Julie Celnik, Biorégion de Cascadia, territoire de la décroissance
Le biorégionalisme est un courant de pensée qui repose sur l’idée d’une réorganisation de la société à l’échelle d’un territoire défini par des frontières naturelles, appelé biorégion. C’est notamment le cas de la biorégion de Cascadia, située sur la côte pacifique, à cheval sur les États-Unis et le Canada. Le terme Cascadia vient du nom de la chaîne des Cascades, qui s’étend du Canada jusqu’au nord de la Californie. Une revendication indépendantiste est portée par une certains nombre de Cascadiens, un parti politique fut officiellement créé dans ce but en 2011. Des groupes plus informels promeuvent l’idée (essentiellement sur Internet) d’une Republic of Cascadia, reposant sur une confédération coopérative et biorégionale. La mobilisation citoyenne en Cascadia s’oppose notamment à des projets d’extractions d’énergies fossiles. La ré-habitation repose sur une relation d’interdépendances avec l’écosystème de la biorégion qui implique l’apprentissage du vivre-sur-place. Autrement dit il s’agit d’adopter un mode de vie et de consommation (eau, nourriture, énergie, habitat) autosuffisant à l’échelle d’une biorégion, tout en perturbant le moins possible l’écosystème local. Par ailleurs l’autonomie politique constitue un principe important, la démocratie directe y joue un grand rôle. Différentes actions sont menées, allant de la pétition à la désobéissance civile non violente, en passant par le lobbying auprès des décideurs politiques. La Cascadia est probablement la région la plus verte d’Amérique du Nord, ce qui est dû à la fois à des politiques volontaristes de transition énergétique, à des citoyens conscients des enjeux écologique et mobilisés, mais surtout à une conscience du lieu très forte. Dans l’imaginaire collectif, cette région possède une identité propre, en termes à la fois de paysages naturels et de culture commune, mais les institutions de cette biorégion restent pour la plupart à inventer, à officialiser.

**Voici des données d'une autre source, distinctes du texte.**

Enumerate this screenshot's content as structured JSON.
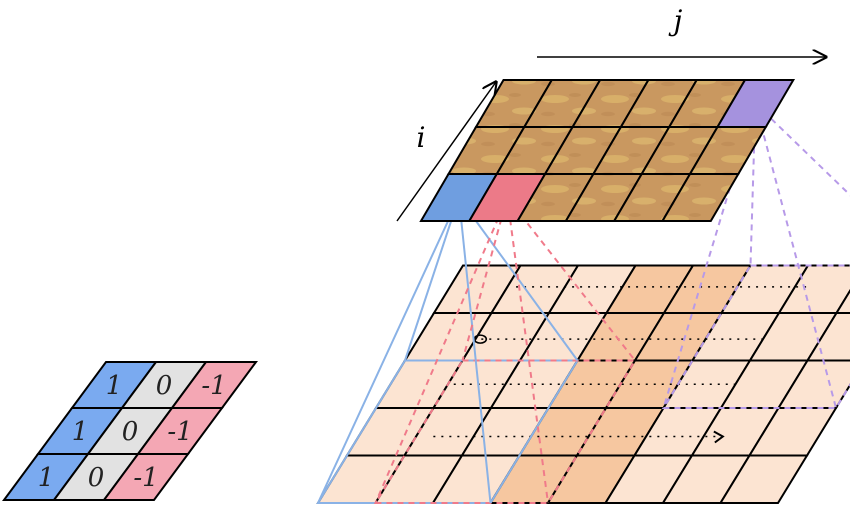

Le projet biorégionaliste se rapproche fortement du mouvement des Transition Towns britanniques, qui met l’accent sur des actions multiples à l’échelle communale : potagers urbains, gestion des déchets, production d’énergies renouvelables. Pour le mouvement de la transition, il s’agit avant tout de préparer chaque communauté locale à l’après pic pétrolier et à l’ère d’une frugalité énergétique contrainte.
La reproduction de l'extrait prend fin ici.